At the meeting Mr. McLean said he was not prepared to tolerate a policy that would see voters in George Town given six votes and enabling them to influence the make-up of government six times more than his own constituents, because “it was not democratic.” At present George Town voters get four votes and both East End and North Side voters get only one. So, in their Districts their constituents already and will forever (unless the population dramatically increases) get one man, one vote!
Mr. Miller has already submitted a motion to the LA to change the elections law but government rejected this. His further attempts to bring further motions on the matter were blocked by the Speaker. One must congratulate Mr. Miller on his tenacity – he doesn’t give up easily. With Mr. McLean at his side he hopes to establish the one man, one vote principle via the constitution.
So what does ‘one man, one vote’ actually mean? It is exactly what it says and the phrase was traditionally used in the UK for suffrage reform – the “civil right to vote”. Suffrage describes not only the legal right to vote, but also the practical question of whether a question will be put to a vote. The utility of suffrage is reduced when elected or unelected representatives decide important questions unilaterally. The principal of one man, one vote was used in an important legal authority in the USA – the Supreme Court majority opinion in Reynolds v. Sims, issued in 1964. The ruling was that state legislature districts had to be roughly equal in population.
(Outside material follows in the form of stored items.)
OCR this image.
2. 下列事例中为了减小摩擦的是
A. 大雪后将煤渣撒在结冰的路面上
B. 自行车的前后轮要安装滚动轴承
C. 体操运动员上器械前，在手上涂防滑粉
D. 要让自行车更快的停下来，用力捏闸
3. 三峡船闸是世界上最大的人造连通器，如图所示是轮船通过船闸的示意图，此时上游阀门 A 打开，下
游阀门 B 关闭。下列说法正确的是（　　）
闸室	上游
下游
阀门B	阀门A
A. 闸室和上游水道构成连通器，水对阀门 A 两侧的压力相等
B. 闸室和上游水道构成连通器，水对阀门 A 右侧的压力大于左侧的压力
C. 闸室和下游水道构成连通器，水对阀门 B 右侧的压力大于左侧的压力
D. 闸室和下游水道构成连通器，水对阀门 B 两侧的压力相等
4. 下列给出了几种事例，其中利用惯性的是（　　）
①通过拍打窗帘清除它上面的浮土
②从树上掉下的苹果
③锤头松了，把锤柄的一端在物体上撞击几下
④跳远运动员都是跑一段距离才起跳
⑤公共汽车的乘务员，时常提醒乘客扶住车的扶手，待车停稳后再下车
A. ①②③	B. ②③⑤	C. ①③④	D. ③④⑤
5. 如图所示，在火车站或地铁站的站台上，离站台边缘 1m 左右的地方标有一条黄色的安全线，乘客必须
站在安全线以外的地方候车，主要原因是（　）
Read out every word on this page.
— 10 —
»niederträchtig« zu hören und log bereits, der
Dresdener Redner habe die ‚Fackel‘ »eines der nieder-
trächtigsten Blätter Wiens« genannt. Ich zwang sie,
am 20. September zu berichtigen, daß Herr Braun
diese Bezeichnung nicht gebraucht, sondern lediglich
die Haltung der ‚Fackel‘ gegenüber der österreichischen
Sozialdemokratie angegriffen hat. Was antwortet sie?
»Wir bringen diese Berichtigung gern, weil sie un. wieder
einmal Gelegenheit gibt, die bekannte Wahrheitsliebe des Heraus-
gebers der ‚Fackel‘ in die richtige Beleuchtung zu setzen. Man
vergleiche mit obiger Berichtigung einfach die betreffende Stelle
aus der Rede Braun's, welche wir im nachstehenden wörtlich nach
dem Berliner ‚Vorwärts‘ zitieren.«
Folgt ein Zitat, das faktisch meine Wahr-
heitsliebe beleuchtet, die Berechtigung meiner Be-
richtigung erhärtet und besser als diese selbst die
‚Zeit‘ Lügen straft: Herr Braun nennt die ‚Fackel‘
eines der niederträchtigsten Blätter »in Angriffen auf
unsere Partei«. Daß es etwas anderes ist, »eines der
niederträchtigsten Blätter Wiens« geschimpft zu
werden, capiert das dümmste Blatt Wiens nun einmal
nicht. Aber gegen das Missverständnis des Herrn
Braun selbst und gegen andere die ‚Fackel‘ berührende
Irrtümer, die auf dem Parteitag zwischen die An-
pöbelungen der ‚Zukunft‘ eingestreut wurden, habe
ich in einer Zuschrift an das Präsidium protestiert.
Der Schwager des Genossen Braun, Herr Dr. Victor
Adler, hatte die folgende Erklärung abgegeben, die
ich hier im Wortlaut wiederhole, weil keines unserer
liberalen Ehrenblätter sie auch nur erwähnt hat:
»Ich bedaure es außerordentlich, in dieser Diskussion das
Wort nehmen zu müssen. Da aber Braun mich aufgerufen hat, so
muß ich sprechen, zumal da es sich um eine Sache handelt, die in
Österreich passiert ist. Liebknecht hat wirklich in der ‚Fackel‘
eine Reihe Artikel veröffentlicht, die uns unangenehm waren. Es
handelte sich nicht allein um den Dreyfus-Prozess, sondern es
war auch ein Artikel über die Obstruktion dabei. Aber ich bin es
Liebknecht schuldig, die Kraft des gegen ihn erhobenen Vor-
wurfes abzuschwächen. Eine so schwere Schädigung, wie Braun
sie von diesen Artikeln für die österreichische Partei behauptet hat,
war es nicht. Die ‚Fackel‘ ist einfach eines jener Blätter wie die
“Roughly equal in population.” And that is what was proposed here by the UK. Our districts would be divided up into parts roughly equal in population so that you would have one vote cast to only one of the candidates standing. It would be therefore more difficult for the present system of block party voting where some of the districts (George Town and West Bay) have at present four votes per constituent. As Mr. Mclean said, “ The government has chosen the least popular option [the present system]for the next election because the premier believes that he can stay in power under this system.”
The two MLA’s have launched a petition demanding government to initiate a referendum to force the hand of the present government to change the voting system before the next election.
I can only wonder where the PPM leader, Hon. Alden McLaughlin stands on this issue? Perhaps he is playing the ‘waiting game’ to test the temperature of the water. But, doesn’t a leader by definition, LEAD?